A 50kg rider on a moped of mass 75kg is traveling with a speed of 20 m/s. Each of the two wheels of the moped has a radius of 0.2m and a moment of inertia of 0.2 kg*m^2. What is the total rotaional kinetic energy of teh wheels?

KEr = 1/2Iw^2
= 1/2(.02)(20)^2
= 4
Two wheels = 2 *4 = 8 Joules

I think I am wrong as the angular velocity (w) has to be in rad/s. For some reason, I can not figure out how to get that. What is the formula for w?

2. Oct 20, 2006

### Staff: Mentor

Yes, that formula requires angular speed, not linear speed. They are related by: v = wr.

(A complete circle, one circumference, is equivalent to $2 \pi$ radians.)

3. Oct 20, 2006

### NateTG

Yeah, you're using an incorrect value for $\omega$.
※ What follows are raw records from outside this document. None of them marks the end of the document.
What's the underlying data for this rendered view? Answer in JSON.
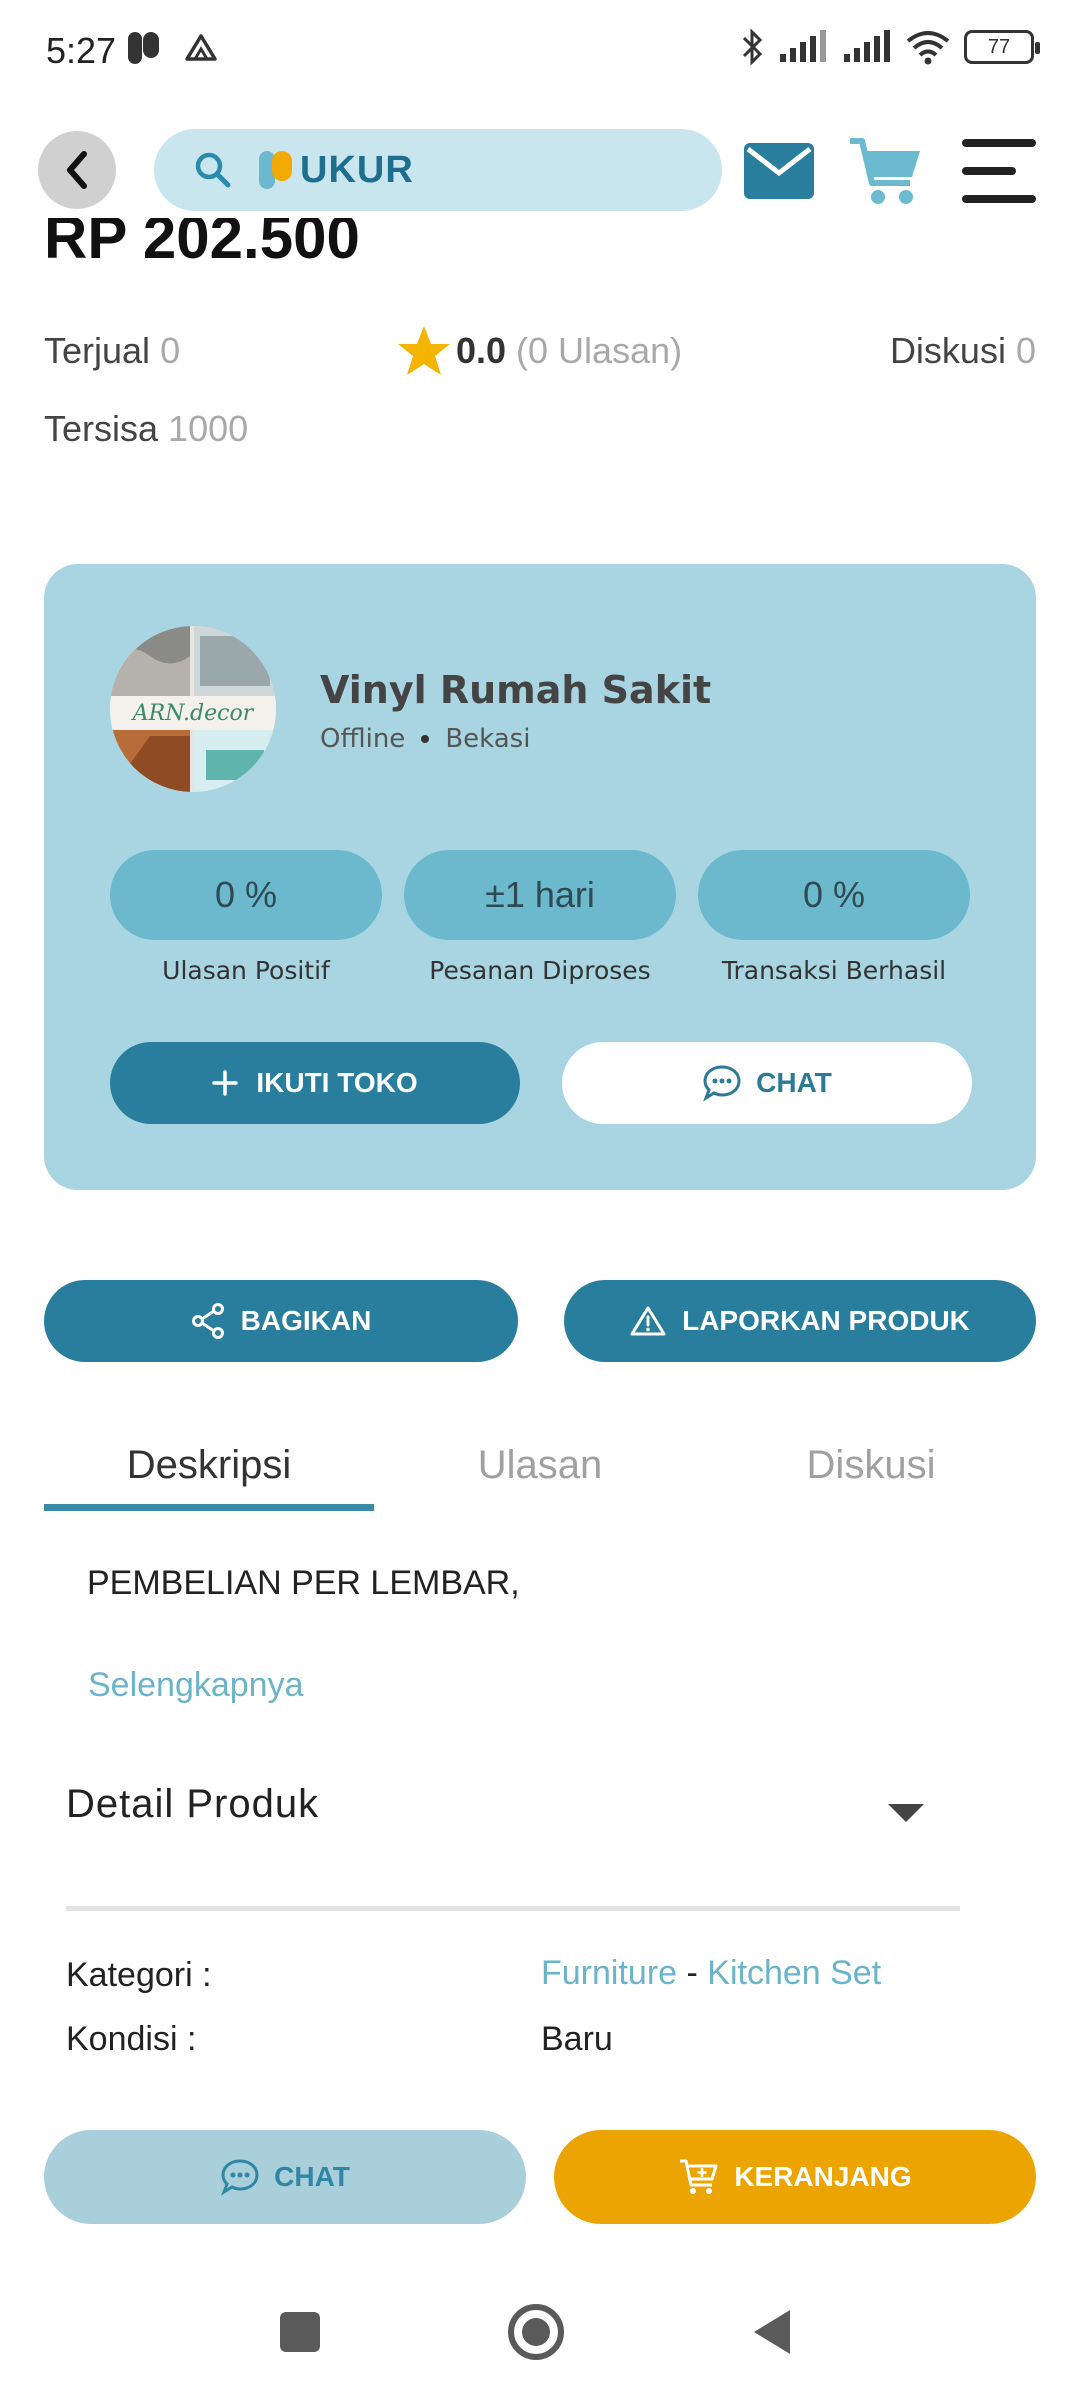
{
  "status": {
    "time": "5:27",
    "battery": "77"
  },
  "header": {
    "logo_text": "UKUR",
    "icons": [
      "back-arrow-icon",
      "search-icon",
      "mail-icon",
      "cart-icon",
      "menu-icon"
    ]
  },
  "product": {
    "price": "RP 202.500",
    "sold_label": "Terjual",
    "sold_value": "0",
    "rating": "0.0",
    "reviews": "(0 Ulasan)",
    "discussion_label": "Diskusi",
    "discussion_value": "0",
    "remaining_label": "Tersisa",
    "remaining_value": "1000"
  },
  "store": {
    "name": "Vinyl Rumah Sakit",
    "status": "Offline",
    "location": "Bekasi",
    "metrics": [
      {
        "value": "0 %",
        "label": "Ulasan Positif"
      },
      {
        "value": "±1 hari",
        "label": "Pesanan Diproses"
      },
      {
        "value": "0 %",
        "label": "Transaksi Berhasil"
      }
    ],
    "follow_label": "IKUTI TOKO",
    "chat_label": "CHAT"
  },
  "actions": {
    "share_label": "BAGIKAN",
    "report_label": "LAPORKAN PRODUK"
  },
  "tabs": [
    {
      "label": "Deskripsi",
      "active": true
    },
    {
      "label": "Ulasan",
      "active": false
    },
    {
      "label": "Diskusi",
      "active": false
    }
  ],
  "description": {
    "text": "PEMBELIAN PER LEMBAR,",
    "more_link": "Selengkapnya"
  },
  "detail": {
    "title": "Detail Produk",
    "category_label": "Kategori :",
    "category_main": "Furniture",
    "category_sep": " - ",
    "category_sub": "Kitchen Set",
    "condition_label": "Kondisi :",
    "condition_value": "Baru"
  },
  "bottom_bar": {
    "chat_label": "CHAT",
    "cart_label": "KERANJANG"
  },
  "colors": {
    "primary": "#287e9c",
    "card": "#a8d5e1",
    "accent": "#eca402",
    "link": "#6bb3c8"
  }
}
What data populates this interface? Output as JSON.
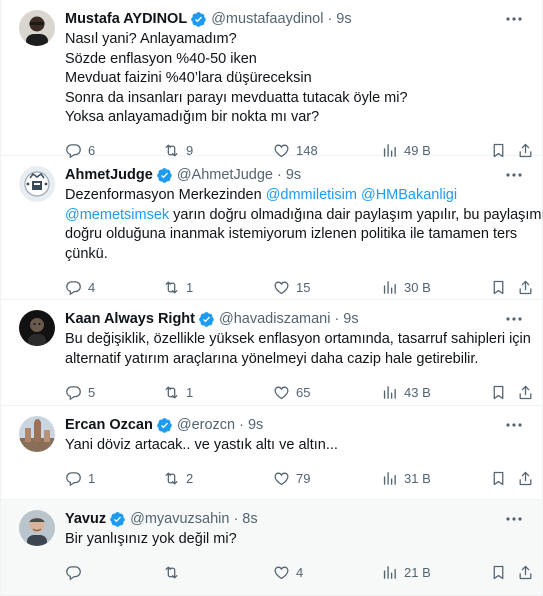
{
  "tweets": [
    {
      "name": "Mustafa AYDINOL",
      "handle": "@mustafaaydinol",
      "time": "9s",
      "lines": [
        "Nasıl yani? Anlayamadım?",
        "Sözde enflasyon %40-50 iken",
        "Mevduat faizini %40’lara düşüreceksin",
        "Sonra da insanları parayı mevduatta tutacak öyle mi?",
        "Yoksa anlayamadığım bir nokta mı var?"
      ],
      "replies": "6",
      "retweets": "9",
      "likes": "148",
      "views": "49 B"
    },
    {
      "name": "AhmetJudge",
      "handle": "@AhmetJudge",
      "time": "9s",
      "line1_prefix": "Dezenformasyon Merkezinden ",
      "mention1": "@dmmiletisim",
      "mention2": "@HMBakanligi",
      "mention3": "@memetsimsek",
      "line2_rest": " yarın doğru olmadığına dair paylaşım yapılır, bu paylaşımın",
      "line3": "doğru olduğuna inanmak istemiyorum izlenen politika ile tamamen ters",
      "line4": "çünkü.",
      "replies": "4",
      "retweets": "1",
      "likes": "15",
      "views": "30 B"
    },
    {
      "name": "Kaan Always Right",
      "handle": "@havadiszamani",
      "time": "9s",
      "lines": [
        "Bu değişiklik, özellikle yüksek enflasyon ortamında, tasarruf sahipleri için",
        "alternatif yatırım araçlarına yönelmeyi daha cazip hale getirebilir."
      ],
      "replies": "5",
      "retweets": "1",
      "likes": "65",
      "views": "43 B"
    },
    {
      "name": "Ercan Ozcan",
      "handle": "@erozcn",
      "time": "9s",
      "lines": [
        "Yani döviz artacak.. ve yastık altı ve altın..."
      ],
      "replies": "1",
      "retweets": "2",
      "likes": "79",
      "views": "31 B"
    },
    {
      "name": "Yavuz",
      "handle": "@myavuzsahin",
      "time": "8s",
      "lines": [
        "Bir yanlışınız yok değil mi?"
      ],
      "replies": "",
      "retweets": "",
      "likes": "4",
      "views": "21 B"
    }
  ],
  "colors": {
    "accent": "#1d9bf0",
    "muted": "#536471",
    "text": "#0f1419",
    "border": "#eff3f4"
  },
  "icons": [
    "verified-badge-icon",
    "more-icon",
    "reply-icon",
    "retweet-icon",
    "like-icon",
    "views-icon",
    "bookmark-icon",
    "share-icon"
  ]
}
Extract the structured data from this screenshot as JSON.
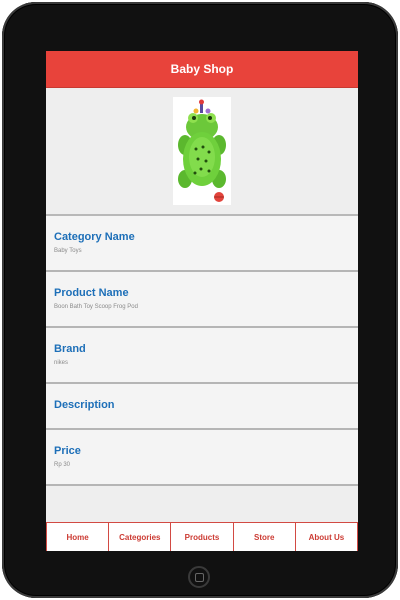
{
  "header": {
    "title": "Baby Shop"
  },
  "product": {
    "image_icon": "frog-bath-toy-image",
    "category": {
      "label": "Category Name",
      "value": "Baby Toys"
    },
    "name": {
      "label": "Product Name",
      "value": "Boon Bath Toy Scoop Frog Pod"
    },
    "brand": {
      "label": "Brand",
      "value": "nikes"
    },
    "description": {
      "label": "Description",
      "value": ""
    },
    "price": {
      "label": "Price",
      "value": "Rp 30"
    }
  },
  "footer": {
    "tabs": [
      {
        "label": "Home"
      },
      {
        "label": "Categories"
      },
      {
        "label": "Products"
      },
      {
        "label": "Store"
      },
      {
        "label": "About Us"
      }
    ]
  },
  "colors": {
    "accent": "#e8433b",
    "label_blue": "#1d6fb8"
  }
}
If you're confused by the radians, it might be helpful to figure out how many degrees per second the wheels are turning, and then use the conversion:
$$1 \rm{degree}=\frac{\pi}{180} \rm{radians}$$

4. Oct 20, 2006

### brncsfns5621

thanks. I knew I was forgetting something. It just didn't look right.